A federal judge has refused to grant a retrial to a Chicago businessman convicted of offering support to a terrorist group that claimed responsibility for a 2008 siege in India that left more than 160 people dead, federal prosecutors said Monday.
Jurors cleared Tahawwur Rana last year of involvement in the three-day attack in Mumbai, India's largest city. However, in a split verdict, they convicted him of providing material support for the group that carried out the attacks and plotting a never-carried-out attack against a Danish newspaper that printed cartoons of the Prophet Muhammad in 2005.
Among the arguments Rana's attorneys made in asking for a new trial was that they shouldn't have been forced to defend charges related to the Mumbai and Denmark plots simultaneously.
Judge Harry Leinenweber rejected that argument in a 17-page ruling, suggesting Rana may have wanted separate trials because his defense in one plot may have contradicted his defense in the other.
The U.S. district judge in Chicago cited other courts as rebuffing ``claims that a defendant has a right to hide from the jury his inconsistent defenses to related charges.''
Leinenweber also set a Dec. 4 sentencing date for Rana, a Pakistani-born Canadian who faces up to 30 years in prison on the two charges for which he was convicted.

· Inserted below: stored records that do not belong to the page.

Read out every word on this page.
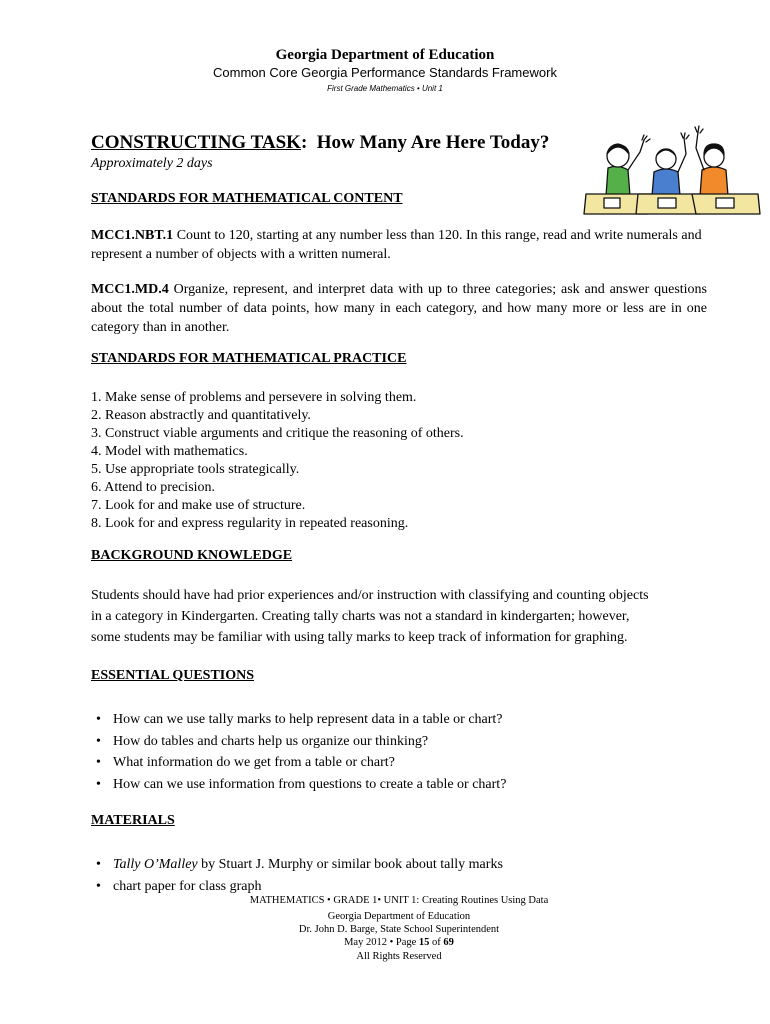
Georgia Department of Education
Common Core Georgia Performance Standards Framework
First Grade Mathematics • Unit 1
CONSTRUCTING TASK: How Many Are Here Today?
Approximately 2 days
STANDARDS FOR MATHEMATICAL CONTENT
MCC1.NBT.1 Count to 120, starting at any number less than 120. In this range, read and write numerals and represent a number of objects with a written numeral.
MCC1.MD.4 Organize, represent, and interpret data with up to three categories; ask and answer questions about the total number of data points, how many in each category, and how many more or less are in one category than in another.
STANDARDS FOR MATHEMATICAL PRACTICE
1. Make sense of problems and persevere in solving them.
2. Reason abstractly and quantitatively.
3. Construct viable arguments and critique the reasoning of others.
4. Model with mathematics.
5. Use appropriate tools strategically.
6. Attend to precision.
7. Look for and make use of structure.
8. Look for and express regularity in repeated reasoning.
BACKGROUND KNOWLEDGE
Students should have had prior experiences and/or instruction with classifying and counting objects
in a category in Kindergarten. Creating tally charts was not a standard in kindergarten; however,
some students may be familiar with using tally marks to keep track of information for graphing.
ESSENTIAL QUESTIONS
• How can we use tally marks to help represent data in a table or chart?
• How do tables and charts help us organize our thinking?
• What information do we get from a table or chart?
• How can we use information from questions to create a table or chart?
MATERIALS
• Tally O’Malley by Stuart J. Murphy or similar book about tally marks
• chart paper for class graph
MATHEMATICS • GRADE 1• UNIT 1: Creating Routines Using Data
Georgia Department of Education
Dr. John D. Barge, State School Superintendent
May 2012 • Page 15 of 69
All Rights Reserved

The split verdicts suggested jurors were reticent to believe a main government witness and admitted terrorist, David Coleman Headley. The American Pakistani, who pleaded guilty to laying the groundwork in the attacks on Mumbai and conducting surveillance in Copenhagen, agreed to testify against his school friend Rana, as the prosecutor's star witness, to avoid the death penalty and extradition.